Air-defense systems were activated in Tehran itself in the early hours of Thursday, with residents reporting an explosion that jolted the capital awake. Kuwait's army said it was engaging "hostile" Iranian drones and Bahrain's interior ministry urged citizens to shelter, in an echo of the wider regional exposure that has come to define this round of fighting — Jordan intercepted Iranian ballistic missiles days earlier, and the IRGC has claimed strikes on US assets in Bahrain, Kuwait and Jordan.

At sea, the reimposed US naval blockade notched its first confirmed enforcement action: CENTCOM said it disabled an unladen tanker with Hellfire missiles after it ignored warnings and attempted to reach an Iranian port, on top of two vessels redirected in the blockade's first 24 hours. The Treasury Department separately sanctioned four individuals and three entities linked to IRGC weapons procurement.

Amid the military escalation, a note of controlled de-escalation: President Trump announced that Iran had released Dena Karari, an American woman detained since December 2024, calling it a "gesture of goodwill." Tehran's Foreign Ministry, however, said the same day that it has no plans to return to the negotiating table — and a spokesperson for Iran's Khatam al-Anbiya Central Headquarters warned that any US strike on national infrastructure would trigger attacks against "all infrastructure in the region," describing Iranian control of the Strait of Hormuz as an "invincible red line." In Tehran, a large banner depicting Trump in a coffin was hung at Islamic Revolution Square.
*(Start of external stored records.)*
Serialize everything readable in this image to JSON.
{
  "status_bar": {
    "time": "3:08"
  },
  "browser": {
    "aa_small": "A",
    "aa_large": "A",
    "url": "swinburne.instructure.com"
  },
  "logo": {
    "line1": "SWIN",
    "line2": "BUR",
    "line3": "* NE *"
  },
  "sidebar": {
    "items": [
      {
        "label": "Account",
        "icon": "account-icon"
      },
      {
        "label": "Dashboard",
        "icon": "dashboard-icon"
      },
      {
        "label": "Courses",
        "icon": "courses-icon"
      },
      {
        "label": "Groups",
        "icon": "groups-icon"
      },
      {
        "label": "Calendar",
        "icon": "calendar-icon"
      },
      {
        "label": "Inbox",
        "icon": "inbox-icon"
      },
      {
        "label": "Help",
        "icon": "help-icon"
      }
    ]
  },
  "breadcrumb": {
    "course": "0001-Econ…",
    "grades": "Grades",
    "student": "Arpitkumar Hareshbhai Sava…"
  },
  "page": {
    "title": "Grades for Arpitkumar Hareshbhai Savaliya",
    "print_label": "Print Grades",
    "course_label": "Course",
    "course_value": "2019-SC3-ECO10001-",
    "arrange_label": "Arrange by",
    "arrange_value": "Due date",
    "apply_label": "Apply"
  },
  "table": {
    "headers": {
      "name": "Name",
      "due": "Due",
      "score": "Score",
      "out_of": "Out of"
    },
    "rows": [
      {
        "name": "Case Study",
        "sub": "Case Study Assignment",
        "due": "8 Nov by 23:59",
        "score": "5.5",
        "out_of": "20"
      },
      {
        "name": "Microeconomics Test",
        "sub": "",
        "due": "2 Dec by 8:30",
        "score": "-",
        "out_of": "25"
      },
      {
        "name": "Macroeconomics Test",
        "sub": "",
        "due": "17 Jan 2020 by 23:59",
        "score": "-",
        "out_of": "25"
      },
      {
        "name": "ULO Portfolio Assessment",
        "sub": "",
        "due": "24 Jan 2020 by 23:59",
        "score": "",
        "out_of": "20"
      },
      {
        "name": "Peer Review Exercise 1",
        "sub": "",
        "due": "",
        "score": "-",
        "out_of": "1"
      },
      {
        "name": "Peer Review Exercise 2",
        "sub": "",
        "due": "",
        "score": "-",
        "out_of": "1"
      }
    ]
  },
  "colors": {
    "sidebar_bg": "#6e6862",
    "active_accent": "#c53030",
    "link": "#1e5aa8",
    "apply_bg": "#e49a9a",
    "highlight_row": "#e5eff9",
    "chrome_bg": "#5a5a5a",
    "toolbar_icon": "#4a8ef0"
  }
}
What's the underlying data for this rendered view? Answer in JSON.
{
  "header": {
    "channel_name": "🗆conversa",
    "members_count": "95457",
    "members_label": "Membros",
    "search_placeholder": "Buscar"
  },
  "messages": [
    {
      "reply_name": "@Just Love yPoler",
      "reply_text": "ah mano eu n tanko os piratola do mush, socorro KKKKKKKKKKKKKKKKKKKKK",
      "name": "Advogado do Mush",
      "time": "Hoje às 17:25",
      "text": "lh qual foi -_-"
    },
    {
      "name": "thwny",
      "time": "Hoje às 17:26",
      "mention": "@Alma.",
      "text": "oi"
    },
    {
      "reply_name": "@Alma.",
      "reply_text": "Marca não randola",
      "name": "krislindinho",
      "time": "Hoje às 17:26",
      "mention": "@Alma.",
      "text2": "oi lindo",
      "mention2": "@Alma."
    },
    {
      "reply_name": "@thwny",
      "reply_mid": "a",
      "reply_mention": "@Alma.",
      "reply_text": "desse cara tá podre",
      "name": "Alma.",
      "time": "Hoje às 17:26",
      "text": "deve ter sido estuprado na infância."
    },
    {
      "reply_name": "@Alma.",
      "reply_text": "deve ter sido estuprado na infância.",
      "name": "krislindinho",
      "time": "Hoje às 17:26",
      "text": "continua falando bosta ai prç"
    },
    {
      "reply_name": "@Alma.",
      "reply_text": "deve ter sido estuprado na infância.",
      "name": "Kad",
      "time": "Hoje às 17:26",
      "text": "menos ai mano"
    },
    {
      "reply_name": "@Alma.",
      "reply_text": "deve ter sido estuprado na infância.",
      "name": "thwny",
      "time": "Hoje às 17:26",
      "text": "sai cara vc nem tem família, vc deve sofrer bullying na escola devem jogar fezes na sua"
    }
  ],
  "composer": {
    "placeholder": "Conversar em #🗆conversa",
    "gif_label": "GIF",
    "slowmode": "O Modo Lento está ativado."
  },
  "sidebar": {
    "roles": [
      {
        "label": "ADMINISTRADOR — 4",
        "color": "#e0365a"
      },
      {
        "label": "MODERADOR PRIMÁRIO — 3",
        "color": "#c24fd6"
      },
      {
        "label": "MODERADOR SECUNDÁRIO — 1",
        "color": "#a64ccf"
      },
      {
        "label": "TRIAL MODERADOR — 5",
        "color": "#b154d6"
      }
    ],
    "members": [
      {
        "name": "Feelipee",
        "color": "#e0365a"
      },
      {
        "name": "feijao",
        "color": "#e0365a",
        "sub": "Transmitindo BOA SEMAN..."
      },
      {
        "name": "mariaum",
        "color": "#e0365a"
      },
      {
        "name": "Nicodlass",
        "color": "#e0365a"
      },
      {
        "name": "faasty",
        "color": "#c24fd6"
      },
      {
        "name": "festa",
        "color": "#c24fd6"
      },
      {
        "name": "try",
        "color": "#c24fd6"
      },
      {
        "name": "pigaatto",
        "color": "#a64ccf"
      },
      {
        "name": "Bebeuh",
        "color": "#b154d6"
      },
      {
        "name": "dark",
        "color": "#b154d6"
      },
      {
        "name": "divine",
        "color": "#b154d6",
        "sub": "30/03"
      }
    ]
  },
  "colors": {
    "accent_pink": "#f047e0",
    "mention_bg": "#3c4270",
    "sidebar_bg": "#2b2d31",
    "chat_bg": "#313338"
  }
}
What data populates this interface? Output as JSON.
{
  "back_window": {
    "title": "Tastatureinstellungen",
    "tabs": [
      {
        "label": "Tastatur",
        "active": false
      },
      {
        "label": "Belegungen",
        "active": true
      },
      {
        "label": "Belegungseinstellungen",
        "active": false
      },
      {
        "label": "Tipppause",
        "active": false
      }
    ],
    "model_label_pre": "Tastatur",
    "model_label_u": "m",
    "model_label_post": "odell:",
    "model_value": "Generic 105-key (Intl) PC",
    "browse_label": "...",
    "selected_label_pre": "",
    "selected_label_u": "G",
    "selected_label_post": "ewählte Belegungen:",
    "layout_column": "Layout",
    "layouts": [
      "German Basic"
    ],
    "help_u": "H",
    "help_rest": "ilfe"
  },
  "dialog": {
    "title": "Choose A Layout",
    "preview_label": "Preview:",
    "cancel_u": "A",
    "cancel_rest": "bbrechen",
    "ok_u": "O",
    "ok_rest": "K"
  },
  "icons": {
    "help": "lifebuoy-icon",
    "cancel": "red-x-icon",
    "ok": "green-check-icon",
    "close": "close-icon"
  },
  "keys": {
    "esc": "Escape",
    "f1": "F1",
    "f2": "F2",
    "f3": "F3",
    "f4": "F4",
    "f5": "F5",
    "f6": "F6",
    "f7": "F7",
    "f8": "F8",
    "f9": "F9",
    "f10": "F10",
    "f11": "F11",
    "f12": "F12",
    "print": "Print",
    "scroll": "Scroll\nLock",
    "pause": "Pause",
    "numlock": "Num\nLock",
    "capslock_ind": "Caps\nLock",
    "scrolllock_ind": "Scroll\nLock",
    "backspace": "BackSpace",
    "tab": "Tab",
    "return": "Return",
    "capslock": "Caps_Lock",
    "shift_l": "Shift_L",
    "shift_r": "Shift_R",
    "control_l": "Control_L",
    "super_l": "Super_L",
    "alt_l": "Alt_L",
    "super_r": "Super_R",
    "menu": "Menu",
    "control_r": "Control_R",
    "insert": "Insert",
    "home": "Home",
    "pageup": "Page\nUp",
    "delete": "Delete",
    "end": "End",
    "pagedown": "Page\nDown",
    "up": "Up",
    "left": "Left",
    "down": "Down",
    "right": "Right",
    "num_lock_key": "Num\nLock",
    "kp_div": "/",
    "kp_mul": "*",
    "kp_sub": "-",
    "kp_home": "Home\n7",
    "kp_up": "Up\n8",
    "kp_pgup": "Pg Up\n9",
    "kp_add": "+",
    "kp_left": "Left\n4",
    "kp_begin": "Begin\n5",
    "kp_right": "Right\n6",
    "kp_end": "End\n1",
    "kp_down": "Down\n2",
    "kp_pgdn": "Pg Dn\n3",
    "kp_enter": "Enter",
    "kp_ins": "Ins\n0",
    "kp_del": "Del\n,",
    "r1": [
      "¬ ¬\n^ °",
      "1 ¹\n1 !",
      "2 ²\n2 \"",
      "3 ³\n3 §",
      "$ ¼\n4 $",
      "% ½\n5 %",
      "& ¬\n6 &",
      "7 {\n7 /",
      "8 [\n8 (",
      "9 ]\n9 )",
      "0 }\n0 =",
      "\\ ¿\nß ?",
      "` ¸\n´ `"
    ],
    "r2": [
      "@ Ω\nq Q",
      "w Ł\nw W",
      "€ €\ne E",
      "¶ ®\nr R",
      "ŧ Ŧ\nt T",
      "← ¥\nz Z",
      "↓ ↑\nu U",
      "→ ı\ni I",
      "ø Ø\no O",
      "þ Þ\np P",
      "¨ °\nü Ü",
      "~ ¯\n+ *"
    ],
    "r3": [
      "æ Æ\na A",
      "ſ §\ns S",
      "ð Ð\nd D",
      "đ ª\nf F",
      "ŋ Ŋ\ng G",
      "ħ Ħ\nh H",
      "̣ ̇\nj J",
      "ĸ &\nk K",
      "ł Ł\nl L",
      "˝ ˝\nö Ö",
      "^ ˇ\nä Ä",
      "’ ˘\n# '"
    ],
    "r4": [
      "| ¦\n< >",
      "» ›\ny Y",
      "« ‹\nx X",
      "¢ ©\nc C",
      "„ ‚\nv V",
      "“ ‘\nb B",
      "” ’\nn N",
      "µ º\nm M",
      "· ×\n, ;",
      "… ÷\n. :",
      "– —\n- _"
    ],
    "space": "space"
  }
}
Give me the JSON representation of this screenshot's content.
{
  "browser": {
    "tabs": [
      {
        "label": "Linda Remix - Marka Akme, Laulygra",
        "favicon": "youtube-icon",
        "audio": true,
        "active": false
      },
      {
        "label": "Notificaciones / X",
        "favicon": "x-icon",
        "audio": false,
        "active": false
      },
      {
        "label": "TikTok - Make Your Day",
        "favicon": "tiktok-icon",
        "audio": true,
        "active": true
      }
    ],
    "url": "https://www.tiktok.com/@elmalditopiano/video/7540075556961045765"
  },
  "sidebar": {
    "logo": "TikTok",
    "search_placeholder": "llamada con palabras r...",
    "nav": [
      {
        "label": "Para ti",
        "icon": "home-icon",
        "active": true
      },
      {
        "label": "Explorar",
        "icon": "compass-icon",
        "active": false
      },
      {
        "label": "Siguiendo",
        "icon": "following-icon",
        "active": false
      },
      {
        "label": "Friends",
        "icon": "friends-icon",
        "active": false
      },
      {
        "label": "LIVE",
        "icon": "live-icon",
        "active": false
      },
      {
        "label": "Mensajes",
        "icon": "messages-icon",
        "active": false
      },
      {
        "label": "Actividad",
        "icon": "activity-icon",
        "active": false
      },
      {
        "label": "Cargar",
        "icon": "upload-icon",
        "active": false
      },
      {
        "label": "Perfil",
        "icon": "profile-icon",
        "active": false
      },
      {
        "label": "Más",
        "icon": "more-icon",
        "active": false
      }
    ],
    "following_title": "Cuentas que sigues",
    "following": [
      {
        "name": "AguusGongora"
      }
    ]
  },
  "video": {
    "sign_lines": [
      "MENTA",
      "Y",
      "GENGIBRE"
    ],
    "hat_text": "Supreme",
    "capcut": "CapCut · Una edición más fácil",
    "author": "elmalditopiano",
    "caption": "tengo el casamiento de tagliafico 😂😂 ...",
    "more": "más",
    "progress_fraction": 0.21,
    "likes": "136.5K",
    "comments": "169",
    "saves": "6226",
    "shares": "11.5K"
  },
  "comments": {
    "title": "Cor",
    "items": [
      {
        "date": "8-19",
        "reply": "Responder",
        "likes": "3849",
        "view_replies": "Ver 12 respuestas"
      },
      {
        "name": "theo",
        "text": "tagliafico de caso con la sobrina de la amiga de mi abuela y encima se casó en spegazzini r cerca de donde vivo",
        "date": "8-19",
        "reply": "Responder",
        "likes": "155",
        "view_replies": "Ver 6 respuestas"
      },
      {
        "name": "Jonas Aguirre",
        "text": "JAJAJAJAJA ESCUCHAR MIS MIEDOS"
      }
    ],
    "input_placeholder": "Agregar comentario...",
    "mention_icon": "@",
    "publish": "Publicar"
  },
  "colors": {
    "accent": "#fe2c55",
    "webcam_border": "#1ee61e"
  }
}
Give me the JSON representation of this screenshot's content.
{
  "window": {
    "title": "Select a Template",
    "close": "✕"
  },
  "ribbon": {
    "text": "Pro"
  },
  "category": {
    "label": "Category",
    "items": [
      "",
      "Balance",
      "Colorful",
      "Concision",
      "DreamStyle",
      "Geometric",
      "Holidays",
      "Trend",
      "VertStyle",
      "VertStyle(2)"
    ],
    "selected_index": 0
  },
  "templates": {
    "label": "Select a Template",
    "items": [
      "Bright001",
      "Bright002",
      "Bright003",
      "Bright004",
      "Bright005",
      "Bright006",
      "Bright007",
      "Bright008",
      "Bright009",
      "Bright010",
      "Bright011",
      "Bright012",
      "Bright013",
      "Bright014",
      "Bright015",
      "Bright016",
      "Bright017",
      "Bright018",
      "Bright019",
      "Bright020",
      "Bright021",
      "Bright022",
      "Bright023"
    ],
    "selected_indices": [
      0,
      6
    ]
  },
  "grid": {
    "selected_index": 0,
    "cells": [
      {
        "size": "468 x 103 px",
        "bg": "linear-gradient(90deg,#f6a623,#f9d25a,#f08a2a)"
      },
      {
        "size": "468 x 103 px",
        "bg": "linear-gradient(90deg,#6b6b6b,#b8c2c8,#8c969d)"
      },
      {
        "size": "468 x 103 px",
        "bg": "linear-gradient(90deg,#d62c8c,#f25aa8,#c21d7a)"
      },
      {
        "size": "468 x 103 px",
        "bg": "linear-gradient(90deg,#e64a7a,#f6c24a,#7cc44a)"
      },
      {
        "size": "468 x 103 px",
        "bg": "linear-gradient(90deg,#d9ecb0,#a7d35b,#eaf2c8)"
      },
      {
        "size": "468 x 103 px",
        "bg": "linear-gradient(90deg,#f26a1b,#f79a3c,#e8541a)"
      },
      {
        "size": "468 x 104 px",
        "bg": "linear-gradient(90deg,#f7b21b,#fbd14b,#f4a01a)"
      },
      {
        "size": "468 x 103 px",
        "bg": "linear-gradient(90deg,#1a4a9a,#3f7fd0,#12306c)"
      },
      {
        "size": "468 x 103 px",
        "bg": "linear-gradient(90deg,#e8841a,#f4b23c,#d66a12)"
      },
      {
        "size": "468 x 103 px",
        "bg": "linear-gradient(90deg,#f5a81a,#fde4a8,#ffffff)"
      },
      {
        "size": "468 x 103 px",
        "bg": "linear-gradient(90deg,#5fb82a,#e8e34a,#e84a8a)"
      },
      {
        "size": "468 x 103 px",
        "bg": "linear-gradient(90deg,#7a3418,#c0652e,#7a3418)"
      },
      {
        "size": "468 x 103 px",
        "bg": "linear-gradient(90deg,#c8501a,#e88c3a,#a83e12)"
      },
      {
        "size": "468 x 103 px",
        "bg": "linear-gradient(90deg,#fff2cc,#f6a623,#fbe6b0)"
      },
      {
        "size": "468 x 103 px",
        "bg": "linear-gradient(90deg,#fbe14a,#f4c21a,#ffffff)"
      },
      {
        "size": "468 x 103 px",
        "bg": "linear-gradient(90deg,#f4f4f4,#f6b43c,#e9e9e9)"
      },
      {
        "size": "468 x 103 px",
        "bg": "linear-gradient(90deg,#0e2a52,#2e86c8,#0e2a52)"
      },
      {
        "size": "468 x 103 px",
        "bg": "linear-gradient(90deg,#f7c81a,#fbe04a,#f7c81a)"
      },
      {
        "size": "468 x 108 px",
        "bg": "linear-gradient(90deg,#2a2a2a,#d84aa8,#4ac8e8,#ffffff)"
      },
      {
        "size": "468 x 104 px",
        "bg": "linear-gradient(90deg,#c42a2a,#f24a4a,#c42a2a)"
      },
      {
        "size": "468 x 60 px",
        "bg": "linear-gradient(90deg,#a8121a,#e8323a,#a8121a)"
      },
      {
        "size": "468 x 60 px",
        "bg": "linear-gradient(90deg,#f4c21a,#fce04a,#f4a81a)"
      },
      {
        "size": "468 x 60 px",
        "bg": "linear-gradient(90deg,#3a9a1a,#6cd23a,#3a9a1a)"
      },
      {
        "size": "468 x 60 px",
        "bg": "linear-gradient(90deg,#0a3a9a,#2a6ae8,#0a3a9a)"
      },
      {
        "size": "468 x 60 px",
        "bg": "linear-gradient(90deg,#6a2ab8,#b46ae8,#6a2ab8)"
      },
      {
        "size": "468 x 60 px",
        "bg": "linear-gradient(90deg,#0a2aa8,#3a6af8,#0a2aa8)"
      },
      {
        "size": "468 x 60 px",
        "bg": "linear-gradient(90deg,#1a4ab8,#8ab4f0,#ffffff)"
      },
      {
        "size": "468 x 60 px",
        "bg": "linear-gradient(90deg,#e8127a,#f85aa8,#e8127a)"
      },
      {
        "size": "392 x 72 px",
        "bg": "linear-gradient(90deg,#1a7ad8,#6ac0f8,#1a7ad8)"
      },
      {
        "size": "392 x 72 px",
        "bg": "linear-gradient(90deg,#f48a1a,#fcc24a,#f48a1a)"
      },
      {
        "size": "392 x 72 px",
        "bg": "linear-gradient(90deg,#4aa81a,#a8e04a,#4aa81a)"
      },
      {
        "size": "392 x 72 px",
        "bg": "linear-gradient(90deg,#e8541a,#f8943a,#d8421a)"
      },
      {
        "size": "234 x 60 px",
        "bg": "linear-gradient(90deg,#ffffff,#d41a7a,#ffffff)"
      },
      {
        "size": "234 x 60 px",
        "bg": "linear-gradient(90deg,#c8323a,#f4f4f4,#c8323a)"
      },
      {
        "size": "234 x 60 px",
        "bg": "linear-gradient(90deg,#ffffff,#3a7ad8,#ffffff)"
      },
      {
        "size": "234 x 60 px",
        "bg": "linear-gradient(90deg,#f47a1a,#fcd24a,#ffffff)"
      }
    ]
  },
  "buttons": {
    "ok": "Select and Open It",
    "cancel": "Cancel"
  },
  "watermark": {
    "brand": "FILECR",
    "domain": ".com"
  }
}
Reading the last twelve hours


Three data points matter more than the daily strike count. First, Trump is reportedly weighing an expansion of the operation rather than a pause — sources cited by CNN say options for widening the campaign are actively on the table, consistent with his repeated threats to hit Iranian bridges and power infrastructure. Second, the blockade is no longer symbolic: the first live enforcement action against a tanker signals Washington intends to make the Strait closure costly in a way the April–June blockade, which redirected or disabled over 150 vessels, already demonstrated it can sustain for months. Third, the prisoner release sits awkwardly beside Iran's infrastructure threat and its rhetorical theater in Tehran — a combination that reads less as a signal of imminent de-escalation than as Iran hedging: releasing a low-cost bargaining chip while keeping its deterrent threats intact.

The driving message


The core dynamic of this conflict has not changed since the ceasefire collapsed on 8 July, but it has hardened: this is no longer a war being fought over Iran's nuclear program or regime survival — those questions were largely settled in the opening months of the war — it is now a war over who controls a one-hundred-mile strait, and by extension who sets the terms of Gulf commerce for the foreseeable future. Iran's calculus is not to defeat the US Navy but to make the price of American "guardianship" of Hormuz high enough, in oil-price volatility and regional instability, that Washington's own allies and markets push for a settlement on terms closer to Tehran's. Washington's calculus is the mirror image: that sustained, attritional strikes plus a punishing blockade will exhaust Iran's capacity and will to contest the strait before global energy markets or Congress force Trump's hand.

Neither side has yet shown its costs are unsustainable. That is the most important — and most under-reported — fact of the last twelve hours. Oil markets have absorbed the shock so far, aided by strategic reserves that the IMF itself warns are now depleted; Iran continues to strike US regional assets despite officially "no plans" to negotiate; and Trump continues to escalate rhetorically and militarily while dangling a resolved hostage case as evidence that a deal remains possible. Absent a shock — a mass-casualty strike on either side, a major disruption to global shipping insurance, or a rupture inside Iran's leadership — the coming days are far more likely to bring a sixth, seventh and eighth night of strikes than a return to the negotiating table Tehran has just publicly ruled out.